There's no intelligent reason the Penguins — the front office, the coaching staff and, yes, Crosby's teammates — should have allowed him to take a fraction of the abuse he did. It was disgraceful. It should have been embarrassing, though I'm not sure it was. There never was an answer for Columbus' Brandon Dubinsky. Nor the Rangers' Marc Staal. Those two and everyone else did as much damage as they pleased without ever having to look over their shoulders.
Blame Shero, mostly.
What happened to this GM's appreciation for tough, even dirty players, filling out his third and fourth lines? Were Marcel Goc and Lee Stempniak all that could be culled as deadline answers? Draft picks, anyone?

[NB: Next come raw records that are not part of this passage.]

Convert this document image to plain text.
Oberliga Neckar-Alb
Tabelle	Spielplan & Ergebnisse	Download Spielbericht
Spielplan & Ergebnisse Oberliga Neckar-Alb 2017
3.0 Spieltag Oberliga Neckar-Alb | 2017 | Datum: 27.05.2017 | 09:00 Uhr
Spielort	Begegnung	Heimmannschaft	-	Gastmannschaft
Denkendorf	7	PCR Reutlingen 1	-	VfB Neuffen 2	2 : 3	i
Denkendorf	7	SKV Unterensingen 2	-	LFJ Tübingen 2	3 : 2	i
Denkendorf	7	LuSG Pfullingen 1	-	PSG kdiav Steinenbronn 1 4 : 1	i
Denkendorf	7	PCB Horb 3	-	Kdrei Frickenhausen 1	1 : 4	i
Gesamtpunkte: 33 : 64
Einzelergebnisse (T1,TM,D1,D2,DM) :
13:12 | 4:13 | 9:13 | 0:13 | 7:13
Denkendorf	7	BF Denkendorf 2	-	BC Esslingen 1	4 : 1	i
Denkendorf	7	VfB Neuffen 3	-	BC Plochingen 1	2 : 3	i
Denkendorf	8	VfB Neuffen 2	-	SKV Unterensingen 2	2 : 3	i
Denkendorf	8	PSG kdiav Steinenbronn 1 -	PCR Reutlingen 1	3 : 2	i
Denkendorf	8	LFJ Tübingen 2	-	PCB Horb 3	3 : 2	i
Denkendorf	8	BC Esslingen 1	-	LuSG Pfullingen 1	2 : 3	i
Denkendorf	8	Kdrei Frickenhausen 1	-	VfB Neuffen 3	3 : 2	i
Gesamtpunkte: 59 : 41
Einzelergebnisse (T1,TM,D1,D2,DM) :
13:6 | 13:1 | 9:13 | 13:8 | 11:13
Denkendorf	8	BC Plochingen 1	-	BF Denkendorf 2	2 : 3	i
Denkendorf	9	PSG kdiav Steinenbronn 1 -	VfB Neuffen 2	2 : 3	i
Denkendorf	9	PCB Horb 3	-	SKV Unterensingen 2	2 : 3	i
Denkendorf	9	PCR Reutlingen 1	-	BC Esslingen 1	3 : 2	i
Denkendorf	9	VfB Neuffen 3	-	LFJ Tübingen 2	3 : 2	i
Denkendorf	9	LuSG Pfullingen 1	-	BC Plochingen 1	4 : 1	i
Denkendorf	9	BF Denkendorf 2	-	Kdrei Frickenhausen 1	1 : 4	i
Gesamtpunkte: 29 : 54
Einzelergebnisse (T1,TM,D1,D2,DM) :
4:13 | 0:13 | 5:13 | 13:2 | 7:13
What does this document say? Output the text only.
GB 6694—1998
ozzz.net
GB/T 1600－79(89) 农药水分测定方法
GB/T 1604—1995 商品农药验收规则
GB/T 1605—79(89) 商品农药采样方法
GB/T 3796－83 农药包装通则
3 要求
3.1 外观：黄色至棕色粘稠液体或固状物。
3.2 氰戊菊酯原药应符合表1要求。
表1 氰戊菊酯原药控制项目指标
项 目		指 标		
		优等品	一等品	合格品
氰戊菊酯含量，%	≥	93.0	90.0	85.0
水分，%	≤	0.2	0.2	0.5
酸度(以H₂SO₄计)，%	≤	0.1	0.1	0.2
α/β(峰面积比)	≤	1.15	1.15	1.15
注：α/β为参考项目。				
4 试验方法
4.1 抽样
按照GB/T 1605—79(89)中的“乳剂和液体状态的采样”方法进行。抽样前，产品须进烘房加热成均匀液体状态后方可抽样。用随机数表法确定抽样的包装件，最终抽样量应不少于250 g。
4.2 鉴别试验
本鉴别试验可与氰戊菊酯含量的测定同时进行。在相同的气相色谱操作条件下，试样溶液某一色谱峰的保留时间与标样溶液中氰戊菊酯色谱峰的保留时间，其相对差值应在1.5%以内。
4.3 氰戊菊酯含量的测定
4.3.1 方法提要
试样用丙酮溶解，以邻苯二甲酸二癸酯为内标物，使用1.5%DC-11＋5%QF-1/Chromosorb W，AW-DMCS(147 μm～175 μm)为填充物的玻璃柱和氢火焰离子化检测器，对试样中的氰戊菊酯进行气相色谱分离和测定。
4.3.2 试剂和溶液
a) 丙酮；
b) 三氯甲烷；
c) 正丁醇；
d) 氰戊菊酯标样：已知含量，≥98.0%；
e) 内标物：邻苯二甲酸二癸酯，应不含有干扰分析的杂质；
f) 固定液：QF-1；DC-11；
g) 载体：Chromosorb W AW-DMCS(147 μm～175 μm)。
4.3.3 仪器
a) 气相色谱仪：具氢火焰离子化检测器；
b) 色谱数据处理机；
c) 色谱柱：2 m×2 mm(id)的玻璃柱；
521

It's one thing to not acquire front-line forwards. They're expensive in cash and/or trade. But there's nothing easier or cheaper than a checking forward. And it's beyond reason that Shero gutted his roster of its guts and replaced it with a million and a half bucks worth of waiver-available Taylor Pyatt.
That can get a guy fired.
Competitive fire and character isn’t exclusive to top line players. Toews has grunts that play important, effective minutes. So does Patrice Bergeron. So does Anze Kopitar. But Shero never found another Max Talbot, another Tyler Kennedy and, yes, another Matt Cooke. The loss of Jordan Staal was, in hindsight, devastating to the team’s quality depth. He’s created a two-line, top heavy team that’s far too reliant on Crosby and Evgeni Malkin without providing them with offensive support and an answer to the abuse other teams dole out to them.

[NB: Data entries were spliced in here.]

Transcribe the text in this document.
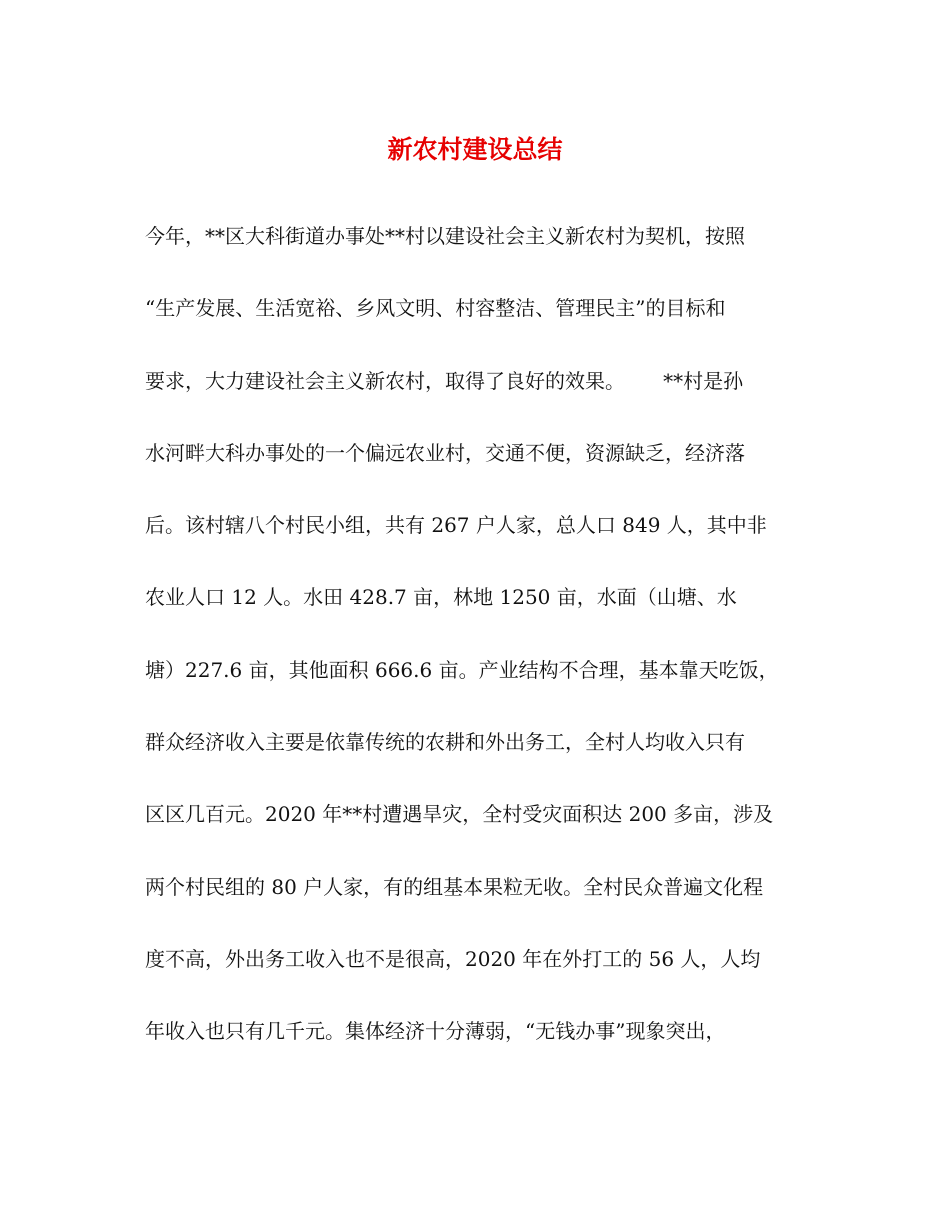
新农村建设总结
今年，**区大科街道办事处**村以建设社会主义新农村为契机，按照
“生产发展、生活宽裕、乡风文明、村容整洁、管理民主”的目标和
要求，大力建设社会主义新农村，取得了良好的效果。      **村是孙
水河畔大科办事处的一个偏远农业村，交通不便，资源缺乏，经济落
后。该村辖八个村民小组，共有 267 户人家，总人口 849 人，其中非
农业人口 12 人。水田 428.7 亩，林地 1250 亩，水面（山塘、水
塘）227.6 亩，其他面积 666.6 亩。产业结构不合理，基本靠天吃饭，
群众经济收入主要是依靠传统的农耕和外出务工，全村人均收入只有
区区几百元。2020 年**村遭遇旱灾，全村受灾面积达 200 多亩，涉及
两个村民组的 80 户人家，有的组基本果粒无收。全村民众普遍文化程
度不高，外出务工收入也不是很高，2020 年在外打工的 56 人，人均
年收入也只有几千元。集体经济十分薄弱，“无钱办事”现象突出，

Maybe this all reads like an excuse for Crosby. Lord knows if Alex Ovechkin produced one goal in 13 games, the Canadian media would have his keister on the first plane to Dynamo.
Rather, I think Sid’s the canary in a coal mine. When the best player in the world goes 13 games with one goal, ends his series without a point in three games and is clearly rattled by his opponents’ physicality and pest behavior, there’s something wrong.
I don’t believe that glitch is with Sidney Crosby, who will collect another Hart Trophy this June, but rather with what he’s been surrounded by .
“I’d love to tear it up every series. But it doesn’t always happen,” said Crosby.
It’s on Penguins ownership to figure out why he didn’t, and act accordingly.